BU BÜYÜME TEHLİKELİ VE DENGESİZ
Merkez Bankası Başkan Yardımcısı Mehmet Yörükoğlu, 2010’da yüzde 9 civarında olan büyümenin 2011’de yüzde 7’lerde gerçekleşmesini beklediklerini ancak bunun “sağlıklı bir büyüme olmayacağını” belirtti.

‘Bu kadar yüksek cari açıkla devam edemeyiz’ diyen Yörükoğlu, ‘tehlikeli dengesizlikleri’ dile getirdi:
Bu büyüme sağlıklı değil
Kuveyt’te bir forumda konuşan Merkez Bankası Başkan Yardımcısı Yörükoğlu, ‘2010’da yüzde 9’a yakın büyüdük. Bu yıl yüzde 7 bekliyoruz. Ancak bu sağlıklı değil. Büyümeyi, iç talebi ve kredileri yavaşlatmaya çalışıyoruz’ dedi.
Merkez Bankası Başkan Yardımcısı Mehmet Yörükoğlu, 2010’da yüzde 9 civarında olan büyümenin 2011’de yüzde 7 civarında gerçekleşmesini beklediklerini ancak bunun “sağlıklı bir büyüme olmayacağını” belirtti.
Reuters’ın haberine göre Kuveyt’te düzenlenen bir finans forumunda konuşan Yörükoğlu, “Temel verilerimiz oldukça iyi. Kamu sektörü finansmanı ve bankacılık oldukça sağlıklı, verimlilik ve üretim büyümesi oldukça güçlü. Ancak bizim ve ihracat yaptığımız ekonomiler arasındaki talep dengesizlikleri finansal istikrar açısından risk yaratabilir. Ekonomimizi daha dengeli hale getirebilmek için yaratıcı olmalı ve diğer araçları, makro ihtiyati araçları kullanmalıyız” diyerek şunları vurguladı:
Büyüme ve talep farklılıkları ile mücadele ediyoruz. Yabancı talebi durgun. Avrupa’da durgunluk sürdükçe burada bir gelişme görmeyeceğiz. Ancak iç talep oldukça güçlü. Türkiye’de yapmaya çalıştığımız ekonomiyi, iç talebi yavaşlatmak. Ayrıca ihracatçıların rekabetçiliğini arttırmaya çalışıyoruz. Böylece ihracat ve ithalatımız arasındaki açık daha fazla artmayacak, çünkü 2011’de cari açığın yüzde 9 civarında gerçekleşmesini bekliyoruz.

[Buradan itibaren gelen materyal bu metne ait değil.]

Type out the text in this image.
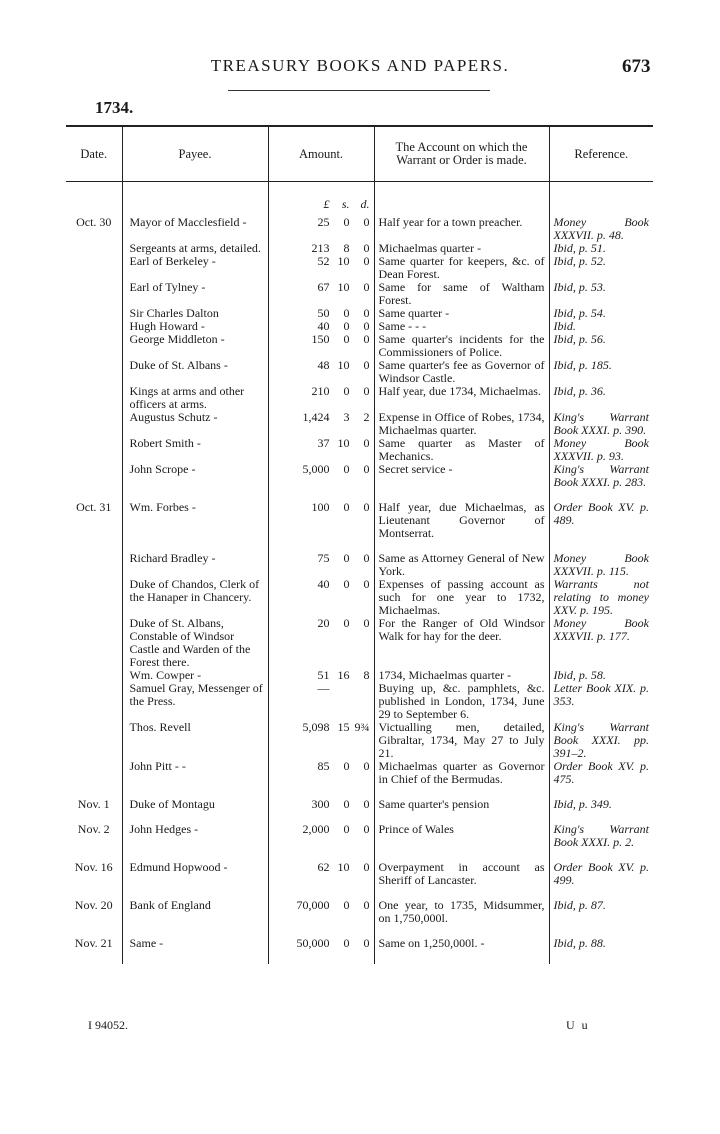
TREASURY BOOKS AND PAPERS.	673
1734.
Date.	Payee.	Amount.	The Account on which the Warrant or Order is made.	Reference.

		£ s. d.		

Oct. 30	Mayor of Macclesfield -	25 0 0	Half year for a town preacher.	Money Book XXXVII. p. 48.
	Sergeants at arms, detailed.	213 8 0	Michaelmas quarter -	Ibid, p. 51.
	Earl of Berkeley -	52 10 0	Same quarter for keepers, &c. of Dean Forest.	Ibid, p. 52.
	Earl of Tylney -	67 10 0	Same for same of Waltham Forest.	Ibid, p. 53.
	Sir Charles Dalton	50 0 0	Same quarter -	Ibid, p. 54.
	Hugh Howard -	40 0 0	Same - - -	Ibid.
	George Middleton -	150 0 0	Same quarter's incidents for the Commissioners of Police.	Ibid, p. 56.
	Duke of St. Albans -	48 10 0	Same quarter's fee as Governor of Windsor Castle.	Ibid, p. 185.
	Kings at arms and other officers at arms.	210 0 0	Half year, due 1734, Michaelmas.	Ibid, p. 36.
	Augustus Schutz -	1,424 3 2	Expense in Office of Robes, 1734, Michaelmas quarter.	King's Warrant Book XXXI. p. 390.
	Robert Smith -	37 10 0	Same quarter as Master of Mechanics.	Money Book XXXVII. p. 93.
	John Scrope -	5,000 0 0	Secret service -	King's Warrant Book XXXI. p. 283.
Oct. 31	Wm. Forbes -	100 0 0	Half year, due Michaelmas, as Lieutenant Governor of Montserrat.	Order Book XV. p. 489.
	Richard Bradley -	75 0 0	Same as Attorney General of New York.	Money Book XXXVII. p. 115.
	Duke of Chandos, Clerk of the Hanaper in Chancery.	40 0 0	Expenses of passing account as such for one year to 1732, Michaelmas.	Warrants not relating to money XXV. p. 195.
	Duke of St. Albans, Constable of Windsor Castle and Warden of the Forest there.	20 0 0	For the Ranger of Old Windsor Walk for hay for the deer.	Money Book XXXVII. p. 177.
	Wm. Cowper -	51 16 8	1734, Michaelmas quarter -	Ibid, p. 58.
	Samuel Gray, Messenger of the Press.	—	Buying up, &c. pamphlets, &c. published in London, 1734, June 29 to September 6.	Letter Book XIX. p. 353.
	Thos. Revell	5,098 15 9¾	Victualling men, detailed, Gibraltar, 1734, May 27 to July 21.	King's Warrant Book XXXI. pp. 391–2.
	John Pitt - -	85 0 0	Michaelmas quarter as Governor in Chief of the Bermudas.	Order Book XV. p. 475.
Nov. 1	Duke of Montagu	300 0 0	Same quarter's pension	Ibid, p. 349.
Nov. 2	John Hedges -	2,000 0 0	Prince of Wales	King's Warrant Book XXXI. p. 2.
Nov. 16	Edmund Hopwood -	62 10 0	Overpayment in account as Sheriff of Lancaster.	Order Book XV. p. 499.
Nov. 20	Bank of England	70,000 0 0	One year, to 1735, Midsummer, on 1,750,000l.	Ibid, p. 87.
Nov. 21	Same -	50,000 0 0	Same on 1,250,000l. -	Ibid, p. 88.

I 94052.	U u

Bu kadar yüksek cari açıkla devam edemeyiz. Bu nedenle de standart para politikası ile birlikte makro ihtiyati araçları kullanmaya başladık. Ekonomimizi soğutmaya, ihracat sektöründeki ekstra rekabetçiliği ortadan kaldırmaya ve kredi büyümesini yavaşlatmaya çalışıyoruz. Şimdiye kadar alınan önlemlerle bir ölçüde başarılı olduk.
Ülkelerin borç sorunlarının herhangi derin bir resesyon ya da kriz yaratmadan başarılı bir şekilde çözüldüğünü düşünelim. Sona erecek mi? Tamam mı? Güvende olacak mıyız? Hayır. Çünkü temel sorunlar 2008 krizini yaratan dengesizlikler hâlâ burada, hatta daha da büyük.
Gelişmiş ve gelişmekte olan ülkeler arasındaki büyüme farklılıkları giderek artıyor. Gelişmiş ve gelişmekte olan ülkelerin enflasyon farklılıkları, politika faizleri arasındaki farklar da giderek genişliyor. Bu koşullar altında borç krizini global olarak başarılı bir şekilde çözsek bile özellikle gelişmekte olan ülkeler daha güçlü makro ihtiyati araçlar kullanmaya başlamazlarsa, artan global dengesizlikler finansal istikrara yönelik risklerin daha da çoğalmasına neden olacak.